Louise me parle, et moi j’écoute tout mon saoûl, puisqu’après tout, je ne peux faire que ça, ce soir, et je ne peux pas m’empêcher de la trouver radieuse, malgré l’alcool, solaire, même, malgré l’évidence de son pas que je sais traître et hésitant.
Louise fait un pas en arrière. Elle porte un trench sans manches qui a pour fâcheuse tendance de lui échapper des épaules. Elle tente de réajuster un bouton, puis me demande de regarder ailleurs, ce que je fais, de bonne grâce. Louise a un peu bu. Je peux lui accorder cela. Quand je daigne reporter mon regard sur elle, le bouton fait toujours disgrâce à son corsage.
-        Laisse-moi t’aider, lui dis-je.
Je m’approche d’elle, attrape le bouton et le remets en place. C’est tout. C’est tout, mais quand je relève les yeux vers Louise, elle n’a pas cessé un instant de rayonner de son aura solaire. Elle ne le fait pas exprès, j’imagine, mais quand je relève les yeux, Louise a posé ses bras sur mes épaules. Nous sommes à quelques centimètres l’un de l’autre. J’ignore comment, mais j’ai mes bras posés sur sa taille. Elle ferme les yeux, penche un instant vers moi. Je sens son souffle et son parfum.

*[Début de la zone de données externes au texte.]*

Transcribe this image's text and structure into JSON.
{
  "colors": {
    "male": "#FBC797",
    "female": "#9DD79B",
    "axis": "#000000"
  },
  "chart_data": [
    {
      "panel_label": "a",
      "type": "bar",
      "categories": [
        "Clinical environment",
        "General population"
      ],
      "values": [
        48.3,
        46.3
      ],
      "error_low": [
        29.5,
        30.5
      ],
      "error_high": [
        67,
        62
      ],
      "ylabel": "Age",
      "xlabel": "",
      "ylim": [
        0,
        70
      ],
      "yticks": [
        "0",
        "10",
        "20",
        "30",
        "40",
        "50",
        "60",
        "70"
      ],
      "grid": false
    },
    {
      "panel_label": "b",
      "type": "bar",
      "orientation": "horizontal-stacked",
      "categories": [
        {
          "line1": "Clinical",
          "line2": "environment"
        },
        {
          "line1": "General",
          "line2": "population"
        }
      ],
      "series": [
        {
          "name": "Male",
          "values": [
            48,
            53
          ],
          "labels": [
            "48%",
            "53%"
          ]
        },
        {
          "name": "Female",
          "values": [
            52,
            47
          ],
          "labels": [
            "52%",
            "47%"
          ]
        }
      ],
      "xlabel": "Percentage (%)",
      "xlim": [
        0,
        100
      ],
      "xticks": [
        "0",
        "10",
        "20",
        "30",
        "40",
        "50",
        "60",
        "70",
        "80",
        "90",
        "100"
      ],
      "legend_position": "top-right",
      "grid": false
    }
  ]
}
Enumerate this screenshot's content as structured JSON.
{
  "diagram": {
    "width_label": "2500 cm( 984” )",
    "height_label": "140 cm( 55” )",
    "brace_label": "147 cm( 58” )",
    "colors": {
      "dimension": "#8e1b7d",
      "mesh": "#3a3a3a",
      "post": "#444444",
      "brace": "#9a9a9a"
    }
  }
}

Peut-être est-ce l’alcool. Peut-être veut-elle m’embrasser. En cet instant, je la trouve sublime dans cette faiblesse, et moi, qui ai les bras sur ses hanches, je la regarde dans les yeux, mes lèvres à quelques centimètres des siennes.
Il me suffirait de joindre ma bouche à la sienne pour être un homme heureux. Pourtant, j’hésite, et cet instant d’hésitation dure une éternité. Pendant ce temps, Ariane danse toujours, inconsciente de ce qui se joue à quelques pas d’elle.
Ariane a délaissé son danseur, et est passée à d’autres rythmes. D’à côté, j’entends ses cris de joie alors que ses copines dansent avec elle. Je voudrais que cet instant de doute dure toujours, avec Louise dans mes bras et Ariane dans la pièce d’à côté, et d’un coup, je me sens humain, désespérément humain.
Je ferme les yeux, alors qu’Ariane danse à côté.
Ariane danse à côté, et elle danse seule, par ce que son mec s’est fait une fracture au talon en Bretagne.
Au prix d’un effort surhumain, je m’écarte de Louise. Ses bras lâchent mes épaules, et l’instant s’évanouit lentement. Personne n’a rien vu – personne d’autre que Louise, moi, et le temps écoulé entre nous.
L’espace d’un instant, je regrette de n’avoir pas été un connard. La fracture des amoureux, elle, se creuse, sans me demander mon avis.